Os usuários deverão desconfiar dos CD-ROMs distribuídos pelas revistas de informática, com centenas de megabytes em programas gratuitos ou shareware. ‘‘Existem pelo menos dez casos documentados de dezenas ou centenas de discos infectados que foram distribuídos por revistas de informática’’, adverte Hruska.
A proteção contra a proliferação de vírus será no futuro também mais sofisticada, adiantam os especialistas. Em razão da Internet estar se convertendo na via favorita para a transmissão de vírus, serão aperfeiçoados os programas de detecção antivírus nos portais da Internet, e, nas empresas, nos servidores que distribuem as mensagens eletrônicas a seus funcionários.

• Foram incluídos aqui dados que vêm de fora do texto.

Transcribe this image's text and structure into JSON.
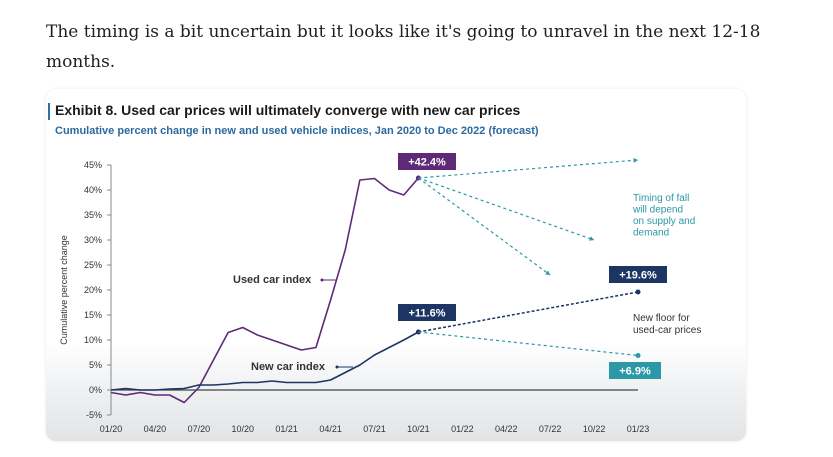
{
  "intro_text": "The timing is a bit uncertain but it looks like it's going to unravel in the next 12-18 months.",
  "colors": {
    "used": "#5e2a78",
    "new": "#1c3563",
    "teal": "#2c97a6",
    "callout_blue": "#1c3563",
    "callout_purple": "#5e2a78",
    "callout_teal": "#2c97a6"
  },
  "chart_data": {
    "type": "line",
    "title": "Exhibit 8. Used car prices will ultimately converge with new car prices",
    "subtitle": "Cumulative percent change in new and used vehicle indices, Jan 2020 to Dec 2022 (forecast)",
    "ylabel": "Cumulative percent change",
    "ylim": [
      -5,
      45
    ],
    "yticks": [
      "45%",
      "40%",
      "35%",
      "30%",
      "25%",
      "20%",
      "15%",
      "10%",
      "5%",
      "0%",
      "-5%"
    ],
    "ytick_values": [
      45,
      40,
      35,
      30,
      25,
      20,
      15,
      10,
      5,
      0,
      -5
    ],
    "xticks": [
      "01/20",
      "04/20",
      "07/20",
      "10/20",
      "01/21",
      "04/21",
      "07/21",
      "10/21",
      "01/22",
      "04/22",
      "07/22",
      "10/22",
      "01/23"
    ],
    "xtick_months": [
      0,
      3,
      6,
      9,
      12,
      15,
      18,
      21,
      24,
      27,
      30,
      33,
      36
    ],
    "series": [
      {
        "name": "Used car index",
        "x": [
          0,
          1,
          2,
          3,
          4,
          5,
          6,
          7,
          8,
          9,
          10,
          11,
          12,
          13,
          14,
          15,
          16,
          17,
          18,
          19,
          20,
          21
        ],
        "values": [
          -0.5,
          -1,
          -0.5,
          -1,
          -1,
          -2.5,
          0.5,
          6,
          11.5,
          12.5,
          11,
          10,
          9,
          8,
          8.5,
          18,
          28,
          42,
          42.3,
          40,
          39,
          42.4
        ]
      },
      {
        "name": "New car index",
        "x": [
          0,
          1,
          2,
          3,
          4,
          5,
          6,
          7,
          8,
          9,
          10,
          11,
          12,
          13,
          14,
          15,
          16,
          17,
          18,
          19,
          20,
          21
        ],
        "values": [
          0,
          0.3,
          0,
          0,
          0.2,
          0.3,
          1,
          1,
          1.2,
          1.5,
          1.5,
          1.8,
          1.5,
          1.5,
          1.5,
          2,
          3.5,
          5,
          7,
          8.5,
          10,
          11.6
        ]
      }
    ],
    "projections": [
      {
        "kind": "teal",
        "from": [
          21,
          42.4
        ],
        "to": [
          36,
          46
        ]
      },
      {
        "kind": "teal",
        "from": [
          21,
          42.4
        ],
        "to": [
          33,
          30
        ]
      },
      {
        "kind": "teal",
        "from": [
          21,
          42.4
        ],
        "to": [
          30,
          23
        ]
      },
      {
        "kind": "navy",
        "from": [
          21,
          11.6
        ],
        "to": [
          36,
          19.6
        ]
      },
      {
        "kind": "teal",
        "from": [
          21,
          11.6
        ],
        "to": [
          36,
          6.9
        ]
      }
    ],
    "callouts": [
      {
        "text": "+42.4%",
        "style": "purple",
        "at": [
          21,
          42.4
        ]
      },
      {
        "text": "+11.6%",
        "style": "blue",
        "at": [
          21,
          11.6
        ]
      },
      {
        "text": "+19.6%",
        "style": "blue",
        "at": [
          36,
          19.6
        ]
      },
      {
        "text": "+6.9%",
        "style": "teal",
        "at": [
          36,
          6.9
        ]
      }
    ],
    "annotations": {
      "used_label": "Used car index",
      "new_label": "New car index",
      "timing_lines": [
        "Timing of fall",
        "will depend",
        "on supply and",
        "demand"
      ],
      "floor_lines": [
        "New floor for",
        "used-car prices"
      ]
    }
  }
}
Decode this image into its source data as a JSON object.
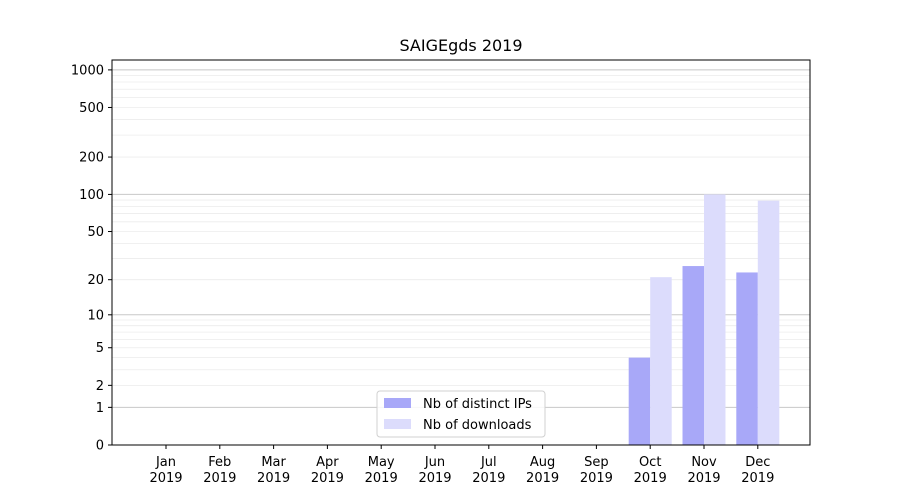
{
  "chart_data": {
    "type": "bar",
    "title": "SAIGEgds 2019",
    "xlabel": "",
    "ylabel": "",
    "yscale": "log(1+y)",
    "ylim": [
      0,
      1200
    ],
    "yticks": [
      0,
      1,
      2,
      5,
      10,
      20,
      50,
      100,
      200,
      500,
      1000
    ],
    "ytick_labels": [
      "0",
      "1",
      "2",
      "5",
      "10",
      "20",
      "50",
      "100",
      "200",
      "500",
      "1000"
    ],
    "categories": [
      {
        "month": "Jan",
        "year": "2019"
      },
      {
        "month": "Feb",
        "year": "2019"
      },
      {
        "month": "Mar",
        "year": "2019"
      },
      {
        "month": "Apr",
        "year": "2019"
      },
      {
        "month": "May",
        "year": "2019"
      },
      {
        "month": "Jun",
        "year": "2019"
      },
      {
        "month": "Jul",
        "year": "2019"
      },
      {
        "month": "Aug",
        "year": "2019"
      },
      {
        "month": "Sep",
        "year": "2019"
      },
      {
        "month": "Oct",
        "year": "2019"
      },
      {
        "month": "Nov",
        "year": "2019"
      },
      {
        "month": "Dec",
        "year": "2019"
      }
    ],
    "series": [
      {
        "name": "Nb of distinct IPs",
        "color": "#a8a8f8",
        "values": [
          0,
          0,
          0,
          0,
          0,
          0,
          0,
          0,
          0,
          4,
          26,
          23
        ]
      },
      {
        "name": "Nb of downloads",
        "color": "#dcdcfc",
        "values": [
          0,
          0,
          0,
          0,
          0,
          0,
          0,
          0,
          0,
          21,
          100,
          89
        ]
      }
    ],
    "grid": "horizontal",
    "legend_position": "lower-center"
  }
}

Hruska prvê que chegará o dia em que o software de antivírus dos computadores das empresas será capaz de interceptar os e-mails, eliminar os arquivos attachados, abrir as partes que estejam codificadas e enviá-las ao scanner de vírus. Os arquivos infectados serão desinfectados ou simplesmente eliminados, enquanto que os ‘‘limpos’’ serão enviados a seus destinatários.
Mas, agora e no futuro, a melhor defesa individual contra os vírus continua sendo a utilização de um programa antivírus de boa reputação, assegurando-se de que ele seja sempre atualizado.
‘‘Deve-se recordar a necessidade de manter o software antivírus atualizado pelo menos mensalmente, pois sempre existe o perigo do surgimento, cedo ou tarde, de um novo vírus’’, adverte Jon Lester, especialista em segurança informática de San Diego, Califórnia.